L'orgue de chœur qui a été reconstruit un an plus tard, en 1885, laisse aujourd’hui un parfum d'authenticité difficile à trouver ailleurs. C'est en effet un des rares instruments français d'Aristide Cavaillé-Coll qui n'ait pas subi de relevages et de transformations.

 

 

Histoire des orgues

 

C'est aux Archives Départementales que sont entreposées les informations les plus anciennes concernant la paroisse Saint-Godard. Les registres paroissiaux, source unique d'information jusqu'à la Révolution de 1789, citent la présence d’un orgue en 1531, situé en tribune au fond de la nef centrale. L'année suivante, il est mentionné des travaux sur l'instrument par le maître organier Antoine Josseline. En 1562, suite à l'occupation de la ville par des "rebelles", il est fait état de la destruction de l'instrument, et il faudra attendre Guillaume Lesselié qui en 1641 construisit un orgue neuf au même emplacement. Il est d’ores et déjà à noter qu'à cette période de l'histoire de la facture instrumentale, ce facteur d'orgue irlandais[1] ne manque pas d'imagination pour améliorer la facture instrumentale locale. C'est alors un orgue de deux claviers avec un buffet en deux parties, grand-orgue et positif, comportant respectivement quinze et six jeux, complétés d'un pédalier indépendant de 3 jeux.

 

Ce premier grand orgue est déjà, dans l'histoire musicale de Saint-Godard, une preuve de l'importance donnée par le clergé aux orgues pour accompagner la liturgie, au vu de la dimension du buffet (16 pieds) et du nombre de jeux.

 

Cet instrument remplit le rôle qui lui était donné pendant près d’un siècle ponctué par les organistes qui se succèdent et par quelques travaux de relevage. C'est en  1778 et en 1781 qu'il fut reconstruit successivement par les facteurs Jean-Baptiste Micot et par le facteur parisien Jean-Baptiste-Nicolas Le Febvre. Mais, à l'heure où la Révolution gronde dans les villes de France, c'est un débat qui s'ouvre pour savoir laquelle de ces églises, entre Saint-Godard et sa très proche voisine Saint-Laurent[2], va être supprimée. Le choix entre les deux fit de l’église Saint-Godard le seul lieu de culte, mais ce fut un court répit car, quelques années plus tard, elle fut à son tour désaffectée et dépossédée de son mobilier[3]. C'est en 1806, alors que l'église Saint-Godard était une ruine prête à s'écrouler sur les vagabonds réfugiés à l'intérieur, que M. l'abbé Chefdeville fut autorisé à y établir le siège de sa paroisse.
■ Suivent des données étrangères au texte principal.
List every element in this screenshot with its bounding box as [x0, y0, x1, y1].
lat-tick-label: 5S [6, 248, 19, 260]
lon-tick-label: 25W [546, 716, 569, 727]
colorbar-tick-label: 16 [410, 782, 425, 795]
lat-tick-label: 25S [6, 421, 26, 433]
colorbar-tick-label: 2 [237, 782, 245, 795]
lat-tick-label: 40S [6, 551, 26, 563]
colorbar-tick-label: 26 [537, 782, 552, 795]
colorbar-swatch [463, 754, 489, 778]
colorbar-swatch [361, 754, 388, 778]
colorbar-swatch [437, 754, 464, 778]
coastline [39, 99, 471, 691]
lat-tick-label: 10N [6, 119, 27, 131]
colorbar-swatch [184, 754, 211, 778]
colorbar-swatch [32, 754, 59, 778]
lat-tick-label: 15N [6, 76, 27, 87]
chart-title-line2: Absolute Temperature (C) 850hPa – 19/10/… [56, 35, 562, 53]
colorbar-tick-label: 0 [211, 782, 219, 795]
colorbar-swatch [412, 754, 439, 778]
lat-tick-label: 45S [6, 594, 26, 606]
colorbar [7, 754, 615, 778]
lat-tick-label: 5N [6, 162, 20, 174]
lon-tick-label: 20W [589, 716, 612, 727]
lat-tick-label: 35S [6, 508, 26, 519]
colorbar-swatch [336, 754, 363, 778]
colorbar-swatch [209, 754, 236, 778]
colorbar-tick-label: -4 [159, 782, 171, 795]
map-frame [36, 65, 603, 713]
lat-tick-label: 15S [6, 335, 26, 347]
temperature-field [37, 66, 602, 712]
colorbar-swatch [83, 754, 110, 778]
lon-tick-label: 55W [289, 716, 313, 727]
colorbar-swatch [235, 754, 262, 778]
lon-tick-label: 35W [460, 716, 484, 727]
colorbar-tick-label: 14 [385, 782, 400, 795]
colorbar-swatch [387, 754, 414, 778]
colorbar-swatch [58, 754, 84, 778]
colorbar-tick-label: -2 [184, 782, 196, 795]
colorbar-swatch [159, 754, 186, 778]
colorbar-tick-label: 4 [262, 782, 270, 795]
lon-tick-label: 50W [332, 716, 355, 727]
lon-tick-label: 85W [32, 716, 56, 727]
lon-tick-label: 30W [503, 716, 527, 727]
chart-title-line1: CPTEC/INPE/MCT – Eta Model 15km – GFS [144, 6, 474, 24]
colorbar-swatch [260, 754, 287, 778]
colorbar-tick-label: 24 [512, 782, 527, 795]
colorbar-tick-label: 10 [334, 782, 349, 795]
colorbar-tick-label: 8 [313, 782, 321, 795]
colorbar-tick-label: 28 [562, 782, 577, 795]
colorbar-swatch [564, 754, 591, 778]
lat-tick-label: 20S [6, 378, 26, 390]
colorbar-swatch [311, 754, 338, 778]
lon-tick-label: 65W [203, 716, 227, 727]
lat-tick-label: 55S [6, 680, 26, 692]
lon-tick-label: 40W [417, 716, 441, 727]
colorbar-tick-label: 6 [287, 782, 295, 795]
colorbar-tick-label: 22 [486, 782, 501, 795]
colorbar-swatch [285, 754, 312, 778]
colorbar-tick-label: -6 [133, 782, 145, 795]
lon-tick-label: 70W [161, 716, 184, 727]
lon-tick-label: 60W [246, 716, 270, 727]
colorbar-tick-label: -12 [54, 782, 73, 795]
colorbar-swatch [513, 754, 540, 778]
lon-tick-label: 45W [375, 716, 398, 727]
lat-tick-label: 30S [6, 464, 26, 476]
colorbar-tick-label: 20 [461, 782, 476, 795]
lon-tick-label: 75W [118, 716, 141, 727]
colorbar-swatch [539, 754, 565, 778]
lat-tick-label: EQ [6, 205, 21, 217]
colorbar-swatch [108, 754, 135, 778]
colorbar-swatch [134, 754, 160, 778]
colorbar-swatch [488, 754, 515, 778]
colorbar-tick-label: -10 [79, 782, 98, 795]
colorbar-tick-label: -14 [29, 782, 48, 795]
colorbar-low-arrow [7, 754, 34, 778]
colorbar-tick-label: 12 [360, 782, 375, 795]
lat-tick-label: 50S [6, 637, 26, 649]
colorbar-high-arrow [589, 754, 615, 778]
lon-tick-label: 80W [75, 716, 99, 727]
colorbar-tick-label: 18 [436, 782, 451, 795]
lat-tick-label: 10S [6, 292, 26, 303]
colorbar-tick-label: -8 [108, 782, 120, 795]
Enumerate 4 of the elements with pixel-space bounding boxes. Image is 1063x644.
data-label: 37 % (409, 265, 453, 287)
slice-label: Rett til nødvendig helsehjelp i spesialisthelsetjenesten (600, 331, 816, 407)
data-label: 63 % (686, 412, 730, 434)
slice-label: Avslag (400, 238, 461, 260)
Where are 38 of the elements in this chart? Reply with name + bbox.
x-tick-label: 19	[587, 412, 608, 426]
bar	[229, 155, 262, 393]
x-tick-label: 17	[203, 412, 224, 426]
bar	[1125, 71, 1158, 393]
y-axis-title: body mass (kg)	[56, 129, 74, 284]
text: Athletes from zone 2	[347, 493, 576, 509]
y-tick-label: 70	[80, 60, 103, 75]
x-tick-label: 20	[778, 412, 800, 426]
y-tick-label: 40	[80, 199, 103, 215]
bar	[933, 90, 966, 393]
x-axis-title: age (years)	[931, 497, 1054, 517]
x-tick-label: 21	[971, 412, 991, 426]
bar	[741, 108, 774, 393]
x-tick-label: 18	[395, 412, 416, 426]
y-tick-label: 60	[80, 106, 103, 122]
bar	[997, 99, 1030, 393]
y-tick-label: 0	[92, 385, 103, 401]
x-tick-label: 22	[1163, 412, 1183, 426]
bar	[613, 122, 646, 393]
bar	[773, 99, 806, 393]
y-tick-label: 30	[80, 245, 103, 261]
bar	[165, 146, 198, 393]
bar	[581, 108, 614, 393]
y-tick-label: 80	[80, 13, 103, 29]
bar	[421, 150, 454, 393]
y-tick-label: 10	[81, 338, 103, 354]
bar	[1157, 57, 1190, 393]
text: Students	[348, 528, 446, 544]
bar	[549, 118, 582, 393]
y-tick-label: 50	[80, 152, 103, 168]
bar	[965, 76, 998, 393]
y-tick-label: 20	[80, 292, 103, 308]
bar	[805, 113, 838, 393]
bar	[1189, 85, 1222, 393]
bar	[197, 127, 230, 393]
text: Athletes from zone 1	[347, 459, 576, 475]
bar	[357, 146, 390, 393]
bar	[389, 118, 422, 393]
Il lui fallut courage et perspicacité pour qu'en 1811, date des dernières sources[4] pour cette période, il récupère l'ensemble du mobilier et des vitraux de l'église. L'orgue fut d'ailleurs l'objet le plus disputé entre sa paroisse d'origine et Saint-Ouen  où il était entreposé. Il est à noter que dans tous ces démêlés administratifs et judiciaires, le buffet de l'orgue fut perdu[5].

 

Il faudra attendre 1884 pour découvrir l'étape suivante des orgues de Saint-Godard. Toutefois, à part un document[6], il n'y a rien qui atteste une riche vie musicale dans l'édifice jusqu’à cette date. Le projet de construction d'un grand-orgue de tribune remonte à 1881. C'est grâce à la bienveillance d'une généreuse donatrice[7] que l'église put se doter d'un orgue du célèbre Aristide Cavaillé-Coll.

 

Ce facteur d'orgue a fait depuis 1841 démonstration de son talent de chercheur et d'innovateur. Il n'eut même aucun remords à révolutionner l'esthétique propre de l'instrument. Non seulement l'orgue devint plus facile à jouer, notamment grâce au procédé mécanique Barker[8] , mais le résultat des recherches qu'il a portées sur l'alimentation en air a fait que l'instrument parle d'un façon plus homogène entre les basses, les médiums et les aigus. Aristide Cavaillé-Coll, considéré comme le plus grand facteur d'orgues du XIX° siècle a donc, en cinquante ans, progressivement fait

évoluer l'orgue de son esthétique classique à son esthétique symphonique. Ses instruments furent appréciés à l'époque pour leur facilité d'utilisation, ce qui permit, entre autres, l'évolution de la composition musicale et du rôle même de l'orgue. Ses prouesses technologiques permirent aux organistes chevronnés d'égaler l'orchestre symphonique, tant dans ses timbres que dans sa puissance sonore.

 

C'est ainsi tout naturellement que la fabrique Saint-Godard fut séduite par Cavaillé-Coll. C'est en 1884 que Charles-Marie Widor inaugura le grand-orgue. L'instrument comportait alors deux claviers et trente jeux. Le succès d'une telle construction, pour la première fois dans Rouen, permit à Saint-Godard de récidiver l'année suivante avec la reconstruction[9] de l'orgue de chœur, lui aussi important de deux claviers et 16 jeux.

 

En 1895, différents documents font état d'importants travaux sur le grand-orgue. Malheureusement, les archives ne sont pas suffisantes pour le certifier, mais c'est certainement cette année-là que fut ajouté le clavier de positif. C'est d'ailleurs toute une période de l'histoire des orgues de Saint-Godard qui a disparu, et il faudra attendre la restauration du grand-orgue par Charles Mutin en 1924 pour compléter cette étude historique.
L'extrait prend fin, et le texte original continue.